The only problem was that you were married... and you didn't know when that would change. I knew that going in, this is true. I made that choice with my eyes open, and I can't lay that at anyone's feet but mine.
I wish I was built differently, and that you hadn't made me feel the way that I did. That I could have held some part of myself back, in reserve. But that's not how I work. And some part of me knew that going in too. I fell hard and I fell fast and I fell completely, as I often do. But this time, it was with you. And.. somewhere, along the way, without any fanfare or announcement, I fell in love with you.

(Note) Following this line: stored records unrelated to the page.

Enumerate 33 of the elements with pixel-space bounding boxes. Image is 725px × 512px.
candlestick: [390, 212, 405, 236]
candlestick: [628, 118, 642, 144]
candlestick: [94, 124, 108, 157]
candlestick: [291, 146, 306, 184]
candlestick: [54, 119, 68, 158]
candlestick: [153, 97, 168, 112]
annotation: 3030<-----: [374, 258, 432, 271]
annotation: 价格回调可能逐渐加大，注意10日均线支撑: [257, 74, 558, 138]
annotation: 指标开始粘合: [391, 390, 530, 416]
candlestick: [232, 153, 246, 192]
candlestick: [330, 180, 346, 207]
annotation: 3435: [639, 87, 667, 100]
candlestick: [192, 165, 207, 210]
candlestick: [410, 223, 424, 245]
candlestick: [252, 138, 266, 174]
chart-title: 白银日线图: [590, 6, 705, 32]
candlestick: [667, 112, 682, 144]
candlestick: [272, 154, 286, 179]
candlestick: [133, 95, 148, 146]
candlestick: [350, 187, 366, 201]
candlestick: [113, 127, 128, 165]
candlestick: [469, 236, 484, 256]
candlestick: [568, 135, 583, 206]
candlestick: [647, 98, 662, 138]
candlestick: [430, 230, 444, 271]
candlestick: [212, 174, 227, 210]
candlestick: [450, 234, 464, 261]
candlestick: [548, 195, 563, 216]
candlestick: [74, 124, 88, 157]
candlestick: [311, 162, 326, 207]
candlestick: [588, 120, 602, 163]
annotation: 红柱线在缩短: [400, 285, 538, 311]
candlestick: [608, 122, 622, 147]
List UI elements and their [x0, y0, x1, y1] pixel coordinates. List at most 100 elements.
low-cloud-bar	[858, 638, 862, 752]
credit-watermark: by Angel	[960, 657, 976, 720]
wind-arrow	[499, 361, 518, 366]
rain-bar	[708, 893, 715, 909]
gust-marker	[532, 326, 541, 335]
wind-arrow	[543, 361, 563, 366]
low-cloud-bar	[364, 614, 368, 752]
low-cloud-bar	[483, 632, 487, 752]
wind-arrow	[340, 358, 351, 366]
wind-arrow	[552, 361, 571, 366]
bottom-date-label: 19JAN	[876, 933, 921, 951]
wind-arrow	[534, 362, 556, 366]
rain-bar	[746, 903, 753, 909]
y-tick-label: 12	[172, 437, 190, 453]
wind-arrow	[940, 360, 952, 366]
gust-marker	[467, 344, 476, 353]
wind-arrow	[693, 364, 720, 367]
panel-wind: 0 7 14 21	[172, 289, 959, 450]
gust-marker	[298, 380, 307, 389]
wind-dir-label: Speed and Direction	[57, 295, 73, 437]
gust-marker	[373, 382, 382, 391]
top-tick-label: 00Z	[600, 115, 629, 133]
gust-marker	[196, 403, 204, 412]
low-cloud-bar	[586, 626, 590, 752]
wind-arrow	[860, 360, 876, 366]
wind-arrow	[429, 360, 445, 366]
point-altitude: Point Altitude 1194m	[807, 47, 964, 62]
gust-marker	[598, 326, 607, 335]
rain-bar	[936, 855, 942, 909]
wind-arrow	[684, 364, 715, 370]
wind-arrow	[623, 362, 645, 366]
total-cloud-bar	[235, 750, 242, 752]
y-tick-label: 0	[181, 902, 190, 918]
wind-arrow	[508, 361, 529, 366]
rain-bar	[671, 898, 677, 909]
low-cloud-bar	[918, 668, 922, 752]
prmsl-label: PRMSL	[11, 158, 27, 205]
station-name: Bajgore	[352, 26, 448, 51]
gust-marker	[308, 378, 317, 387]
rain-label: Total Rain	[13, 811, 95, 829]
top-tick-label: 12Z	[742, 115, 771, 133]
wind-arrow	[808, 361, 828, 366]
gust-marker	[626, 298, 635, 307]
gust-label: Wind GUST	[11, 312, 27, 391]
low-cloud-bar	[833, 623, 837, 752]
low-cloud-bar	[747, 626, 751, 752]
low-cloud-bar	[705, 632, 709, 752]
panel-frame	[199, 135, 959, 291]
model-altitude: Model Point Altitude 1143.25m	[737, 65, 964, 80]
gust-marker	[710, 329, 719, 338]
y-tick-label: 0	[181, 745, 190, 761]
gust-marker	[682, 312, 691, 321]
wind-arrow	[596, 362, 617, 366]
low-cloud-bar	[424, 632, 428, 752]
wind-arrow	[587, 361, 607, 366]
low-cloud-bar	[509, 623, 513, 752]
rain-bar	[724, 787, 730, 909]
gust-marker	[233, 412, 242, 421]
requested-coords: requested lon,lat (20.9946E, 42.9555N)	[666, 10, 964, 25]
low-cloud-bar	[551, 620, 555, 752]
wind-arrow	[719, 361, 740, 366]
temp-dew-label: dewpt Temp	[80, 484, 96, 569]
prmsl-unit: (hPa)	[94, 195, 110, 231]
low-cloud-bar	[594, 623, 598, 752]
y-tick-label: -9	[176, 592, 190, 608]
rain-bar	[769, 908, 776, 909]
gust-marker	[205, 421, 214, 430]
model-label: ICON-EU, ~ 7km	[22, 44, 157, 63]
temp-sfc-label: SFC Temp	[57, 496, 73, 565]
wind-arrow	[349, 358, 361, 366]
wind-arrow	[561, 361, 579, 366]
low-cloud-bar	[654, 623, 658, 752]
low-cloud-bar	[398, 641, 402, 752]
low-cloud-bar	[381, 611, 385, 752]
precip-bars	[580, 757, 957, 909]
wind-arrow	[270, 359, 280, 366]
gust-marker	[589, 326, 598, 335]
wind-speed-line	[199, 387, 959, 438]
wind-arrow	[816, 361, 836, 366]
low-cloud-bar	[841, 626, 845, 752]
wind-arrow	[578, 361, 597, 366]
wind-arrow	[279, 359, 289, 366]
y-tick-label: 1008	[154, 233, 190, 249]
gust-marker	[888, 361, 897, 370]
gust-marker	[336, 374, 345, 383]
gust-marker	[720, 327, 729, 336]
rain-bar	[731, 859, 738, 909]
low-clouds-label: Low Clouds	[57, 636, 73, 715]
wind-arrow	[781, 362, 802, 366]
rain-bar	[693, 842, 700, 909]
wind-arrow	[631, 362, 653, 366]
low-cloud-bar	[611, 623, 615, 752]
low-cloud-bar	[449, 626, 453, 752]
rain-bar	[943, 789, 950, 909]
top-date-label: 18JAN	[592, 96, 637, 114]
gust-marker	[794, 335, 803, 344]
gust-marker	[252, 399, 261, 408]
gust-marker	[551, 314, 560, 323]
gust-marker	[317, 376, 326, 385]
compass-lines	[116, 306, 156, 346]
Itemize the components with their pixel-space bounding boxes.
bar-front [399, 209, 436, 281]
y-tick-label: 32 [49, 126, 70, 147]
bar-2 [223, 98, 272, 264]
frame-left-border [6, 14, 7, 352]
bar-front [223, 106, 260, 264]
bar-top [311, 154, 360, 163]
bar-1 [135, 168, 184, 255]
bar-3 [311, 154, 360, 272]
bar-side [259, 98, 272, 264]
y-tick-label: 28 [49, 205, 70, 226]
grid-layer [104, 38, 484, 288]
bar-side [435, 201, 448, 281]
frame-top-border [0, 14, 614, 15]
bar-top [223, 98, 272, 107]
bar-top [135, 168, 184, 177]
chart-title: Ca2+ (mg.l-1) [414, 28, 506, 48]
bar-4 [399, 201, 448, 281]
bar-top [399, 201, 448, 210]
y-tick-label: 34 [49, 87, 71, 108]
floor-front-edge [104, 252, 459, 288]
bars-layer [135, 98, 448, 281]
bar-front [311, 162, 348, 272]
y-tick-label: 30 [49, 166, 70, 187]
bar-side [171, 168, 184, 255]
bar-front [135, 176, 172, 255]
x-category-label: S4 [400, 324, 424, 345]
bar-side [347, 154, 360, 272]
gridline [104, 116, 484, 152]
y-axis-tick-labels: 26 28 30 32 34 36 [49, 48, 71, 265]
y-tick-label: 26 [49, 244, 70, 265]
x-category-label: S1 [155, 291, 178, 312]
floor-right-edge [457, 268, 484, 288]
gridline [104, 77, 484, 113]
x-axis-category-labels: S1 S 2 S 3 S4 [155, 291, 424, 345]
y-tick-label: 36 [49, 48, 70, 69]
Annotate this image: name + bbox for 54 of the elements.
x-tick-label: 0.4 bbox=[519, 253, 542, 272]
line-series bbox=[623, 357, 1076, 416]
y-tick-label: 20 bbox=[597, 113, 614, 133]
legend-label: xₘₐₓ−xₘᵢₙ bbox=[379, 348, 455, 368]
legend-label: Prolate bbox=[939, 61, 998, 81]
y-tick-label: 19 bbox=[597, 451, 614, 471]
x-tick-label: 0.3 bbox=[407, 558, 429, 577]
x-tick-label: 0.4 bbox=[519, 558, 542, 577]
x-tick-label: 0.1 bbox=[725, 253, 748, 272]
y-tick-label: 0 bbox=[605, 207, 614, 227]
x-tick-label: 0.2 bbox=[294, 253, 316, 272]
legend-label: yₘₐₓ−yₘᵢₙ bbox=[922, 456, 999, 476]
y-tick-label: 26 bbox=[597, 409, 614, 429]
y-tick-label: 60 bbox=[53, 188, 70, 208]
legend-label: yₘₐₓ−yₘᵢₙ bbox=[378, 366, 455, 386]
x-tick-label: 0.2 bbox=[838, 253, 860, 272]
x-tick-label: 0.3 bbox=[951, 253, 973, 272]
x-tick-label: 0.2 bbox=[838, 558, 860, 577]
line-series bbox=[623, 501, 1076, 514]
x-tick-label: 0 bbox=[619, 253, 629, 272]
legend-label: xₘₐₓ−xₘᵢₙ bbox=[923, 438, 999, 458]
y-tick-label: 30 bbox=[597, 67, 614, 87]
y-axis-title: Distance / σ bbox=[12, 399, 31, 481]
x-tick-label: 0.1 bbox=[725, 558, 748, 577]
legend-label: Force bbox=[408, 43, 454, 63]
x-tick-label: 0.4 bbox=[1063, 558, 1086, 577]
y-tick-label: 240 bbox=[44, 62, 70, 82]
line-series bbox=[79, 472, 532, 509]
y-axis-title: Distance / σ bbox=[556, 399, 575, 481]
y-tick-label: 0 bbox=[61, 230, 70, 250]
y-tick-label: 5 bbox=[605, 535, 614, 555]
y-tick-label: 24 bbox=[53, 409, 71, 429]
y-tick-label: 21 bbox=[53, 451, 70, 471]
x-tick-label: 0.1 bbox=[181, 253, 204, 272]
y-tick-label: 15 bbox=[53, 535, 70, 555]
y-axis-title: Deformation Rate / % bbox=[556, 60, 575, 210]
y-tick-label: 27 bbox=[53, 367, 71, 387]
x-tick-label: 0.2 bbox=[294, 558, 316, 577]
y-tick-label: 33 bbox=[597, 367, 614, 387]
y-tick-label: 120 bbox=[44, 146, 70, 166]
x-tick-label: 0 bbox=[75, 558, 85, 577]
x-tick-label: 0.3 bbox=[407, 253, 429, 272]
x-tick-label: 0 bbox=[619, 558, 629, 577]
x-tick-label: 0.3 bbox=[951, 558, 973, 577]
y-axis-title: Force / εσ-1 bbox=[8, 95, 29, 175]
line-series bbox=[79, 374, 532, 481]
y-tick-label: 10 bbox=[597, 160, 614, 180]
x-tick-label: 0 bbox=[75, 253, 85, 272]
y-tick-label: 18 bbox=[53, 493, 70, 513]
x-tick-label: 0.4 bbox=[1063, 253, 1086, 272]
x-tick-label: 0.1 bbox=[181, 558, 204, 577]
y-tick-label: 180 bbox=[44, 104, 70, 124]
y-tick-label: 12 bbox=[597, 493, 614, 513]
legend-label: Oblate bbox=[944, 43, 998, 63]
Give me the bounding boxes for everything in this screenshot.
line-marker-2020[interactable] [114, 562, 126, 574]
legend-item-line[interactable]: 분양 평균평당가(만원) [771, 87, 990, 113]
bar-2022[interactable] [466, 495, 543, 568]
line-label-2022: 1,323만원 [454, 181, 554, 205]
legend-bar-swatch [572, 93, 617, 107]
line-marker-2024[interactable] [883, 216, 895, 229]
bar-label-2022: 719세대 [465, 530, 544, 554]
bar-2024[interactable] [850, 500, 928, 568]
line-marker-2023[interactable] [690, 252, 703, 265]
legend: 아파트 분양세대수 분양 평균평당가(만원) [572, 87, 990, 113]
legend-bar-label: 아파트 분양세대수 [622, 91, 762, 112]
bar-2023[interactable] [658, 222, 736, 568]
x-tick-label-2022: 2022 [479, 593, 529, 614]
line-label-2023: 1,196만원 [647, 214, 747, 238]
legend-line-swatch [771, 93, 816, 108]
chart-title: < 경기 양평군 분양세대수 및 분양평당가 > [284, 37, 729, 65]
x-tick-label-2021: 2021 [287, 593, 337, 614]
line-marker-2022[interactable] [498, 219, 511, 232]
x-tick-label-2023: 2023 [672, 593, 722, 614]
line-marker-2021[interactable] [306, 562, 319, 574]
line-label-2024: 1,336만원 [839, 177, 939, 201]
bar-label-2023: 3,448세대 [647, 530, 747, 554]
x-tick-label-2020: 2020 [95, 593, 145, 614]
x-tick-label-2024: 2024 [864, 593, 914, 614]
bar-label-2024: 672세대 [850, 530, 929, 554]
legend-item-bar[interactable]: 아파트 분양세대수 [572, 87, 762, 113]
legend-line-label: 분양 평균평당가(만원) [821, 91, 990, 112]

You occupied my thoughts in a way no one else had in a long time. Probably ever. Not in a consuming, anxious way. But in the way that feels like warmth. Like home. I'd be in the middle of something ordinary and find myself thinking of your laugh. I'd catch myself imagining a future that hadn't been promised, and it didn't feel like fantasy. It felt like something I deserved. That I was allowed to want.
I envisioned us together in the small ways, not just the grand ones. Mornings. Coffee. You nearby while I worked. Coming home to the same address. Learning your rhythms and you mine. I wanted to be with you every single day in the most ordinary of ways. I can't explain the number of times I imagined you walking through my house with me.
That's what is going to make this so hard to put down. It wasn't just you. It was everything I could see so clearly when I looked at us. And I still see it. That's the honest truth. If you find your footing, if you finally do what you need to do and make the decisions you need to make, then come find me. I'll still be here. That hasn't changed, because I love you. I don't know if that makes any of this easier or more complicated, but it's true and you deserve to know it.
I don't know if that makes me hopeful, or just hanging onto something I know I'm not allowed to have, I don't know. But you're the one that left the door open. I'm not sure it matters, because it's where I am.
You were real. What we had was real. And I'm still sitting here with all of it, not knowing what comes next. Still wanting the thing I wanted from the very beginning.